Now retired after three decades as an Emory professor and cardiac surgeon, Craver is perpetuating his contributions to surgical education at Emory School of Medicine. Through a charitable trust, he is funding a visiting lectureship, a teaching award, and an endowed chair.

A tax-wise strategy, the trust provides him with income for life and creates a generous remainder gift to Emory. Sharing knowledge with other physicians creates a lasting professional legacy, Craver says. “Teaching is a great calling and should be rewarded. It’s a major part of what Emory is."

Craver joined the medical staff of Emory University Hospital in 1974, attracted by a position in academic heart surgery with a strong clinical component. The 1970s were a pioneering era for heart surgery. At Emory, Craver played a key role expanding and strengthening cardiac surgical patient care, clinical research, and advancing Emory’s cardiothoracic surgery training program.  
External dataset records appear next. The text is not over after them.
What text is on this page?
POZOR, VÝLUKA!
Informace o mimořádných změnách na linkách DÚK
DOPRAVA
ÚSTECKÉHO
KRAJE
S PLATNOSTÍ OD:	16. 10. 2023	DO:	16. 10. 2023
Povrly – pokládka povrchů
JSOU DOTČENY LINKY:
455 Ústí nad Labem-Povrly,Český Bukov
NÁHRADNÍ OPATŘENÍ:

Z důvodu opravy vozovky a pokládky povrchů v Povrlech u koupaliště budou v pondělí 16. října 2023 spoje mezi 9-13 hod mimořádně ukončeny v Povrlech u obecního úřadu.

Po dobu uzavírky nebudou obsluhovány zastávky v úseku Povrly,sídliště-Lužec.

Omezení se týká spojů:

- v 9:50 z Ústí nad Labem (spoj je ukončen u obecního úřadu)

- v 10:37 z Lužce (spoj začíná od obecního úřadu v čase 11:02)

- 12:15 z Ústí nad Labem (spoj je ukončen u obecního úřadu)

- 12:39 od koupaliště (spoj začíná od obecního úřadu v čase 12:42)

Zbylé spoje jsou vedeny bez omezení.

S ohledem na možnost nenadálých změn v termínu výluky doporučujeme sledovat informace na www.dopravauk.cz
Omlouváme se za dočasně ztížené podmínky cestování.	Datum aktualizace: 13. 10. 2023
Among Emory’s new capabilities at that time were coronary angiography and coronary artery bypass surgery, improved valve substitutes and repair techniques, and the early recognition of the importance of intraoperative protection and preservation of the heart muscle. “Understanding how better to preserve the muscle of the heart during open heart surgery became a pillar of Emory’s success,” Craver explains.
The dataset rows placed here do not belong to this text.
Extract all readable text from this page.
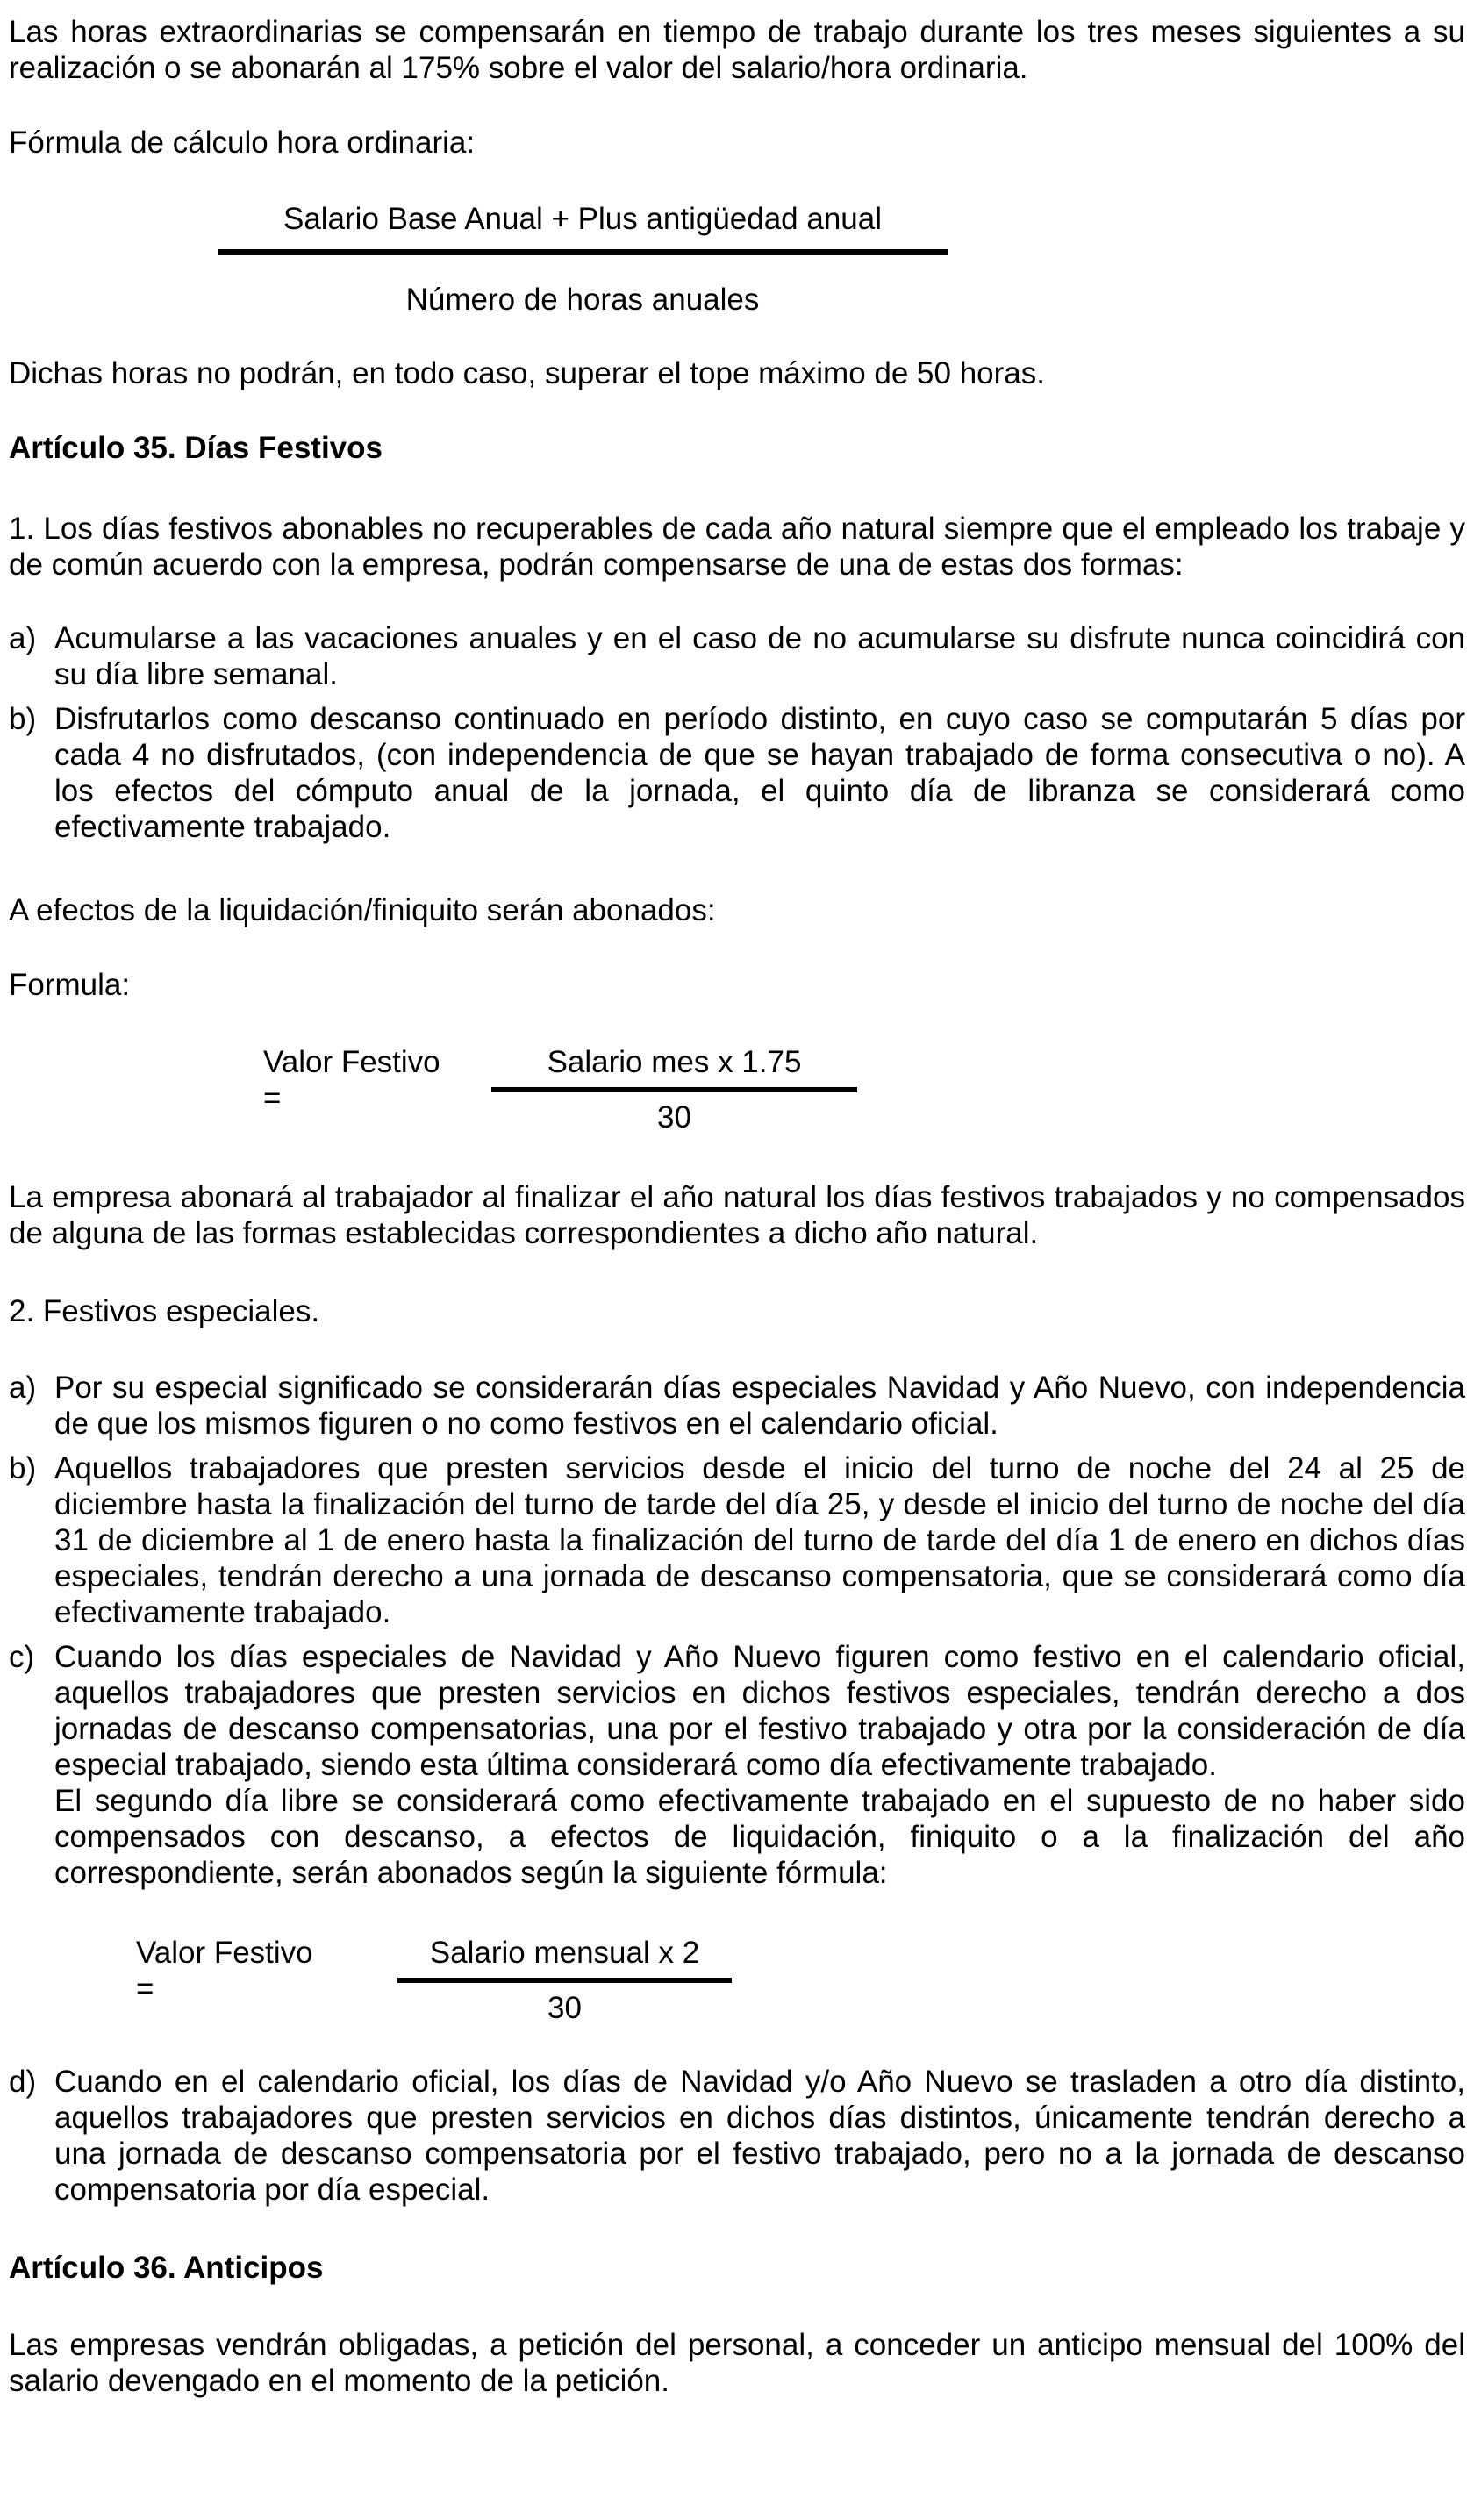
Las horas extraordinarias se compensarán en tiempo de trabajo durante los tres meses siguientes a su realización o se abonarán al 175% sobre el valor del salario/hora ordinaria.
Fórmula de cálculo hora ordinaria:
Salario Base Anual + Plus antigüedad anual
Número de horas anuales
Dichas horas no podrán, en todo caso, superar el tope máximo de 50 horas.
Artículo 35. Días Festivos
1. Los días festivos abonables no recuperables de cada año natural siempre que el empleado los trabaje y de común acuerdo con la empresa, podrán compensarse de una de estas dos formas:
a) Acumularse a las vacaciones anuales y en el caso de no acumularse su disfrute nunca coincidirá con su día libre semanal.
b) Disfrutarlos como descanso continuado en período distinto, en cuyo caso se computarán 5 días por cada 4 no disfrutados, (con independencia de que se hayan trabajado de forma consecutiva o no). A los efectos del cómputo anual de la jornada, el quinto día de libranza se considerará como efectivamente trabajado.
A efectos de la liquidación/finiquito serán abonados:
Formula:
Valor Festivo =	$\frac{\text{Salario mes x 1.75}}{30}$
La empresa abonará al trabajador al finalizar el año natural los días festivos trabajados y no compensados de alguna de las formas establecidas correspondientes a dicho año natural.
2. Festivos especiales.
a) Por su especial significado se considerarán días especiales Navidad y Año Nuevo, con independencia de que los mismos figuren o no como festivos en el calendario oficial.
b) Aquellos trabajadores que presten servicios desde el inicio del turno de noche del 24 al 25 de diciembre hasta la finalización del turno de tarde del día 25, y desde el inicio del turno de noche del día 31 de diciembre al 1 de enero hasta la finalización del turno de tarde del día 1 de enero en dichos días especiales, tendrán derecho a una jornada de descanso compensatoria, que se considerará como día efectivamente trabajado.
c) Cuando los días especiales de Navidad y Año Nuevo figuren como festivo en el calendario oficial, aquellos trabajadores que presten servicios en dichos festivos especiales, tendrán derecho a dos jornadas de descanso compensatorias, una por el festivo trabajado y otra por la consideración de día especial trabajado, siendo esta última considerará como día efectivamente trabajado.
El segundo día libre se considerará como efectivamente trabajado en el supuesto de no haber sido compensados con descanso, a efectos de liquidación, finiquito o a la finalización del año correspondiente, serán abonados según la siguiente fórmula:
Valor Festivo =	$\frac{\text{Salario mensual x 2}}{30}$
d) Cuando en el calendario oficial, los días de Navidad y/o Año Nuevo se trasladen a otro día distinto, aquellos trabajadores que presten servicios en dichos días distintos, únicamente tendrán derecho a una jornada de descanso compensatoria por el festivo trabajado, pero no a la jornada de descanso compensatoria por día especial.
Artículo 36. Anticipos
Las empresas vendrán obligadas, a petición del personal, a conceder un anticipo mensual del 100% del salario devengado en el momento de la petición.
In the three decades before he retired in 2005, he surgically repaired the hearts of more than 11,000 patients and taught more than 85 cardiac surgical fellows the skills and art of heart surgery. He also performed Georgia’s first minimally invasive, direct coronary artery bypass (“keyhole”) surgery. This innovative technique evolved into procedures that currently shorten hospitals stays, reduce patient recovery time, and lower cost.

Craver is known for his candor, passionate concern, work ethic, and insistence on excellence. He credits his fellow colleagues in cardiac surgery, cardiology, and anesthesiology for making Emory one of the nation’s top five hospitals in cardiac surgical care and resident education. His own leadership and dedication have secured his place among the architects of Emory’s success in heart care.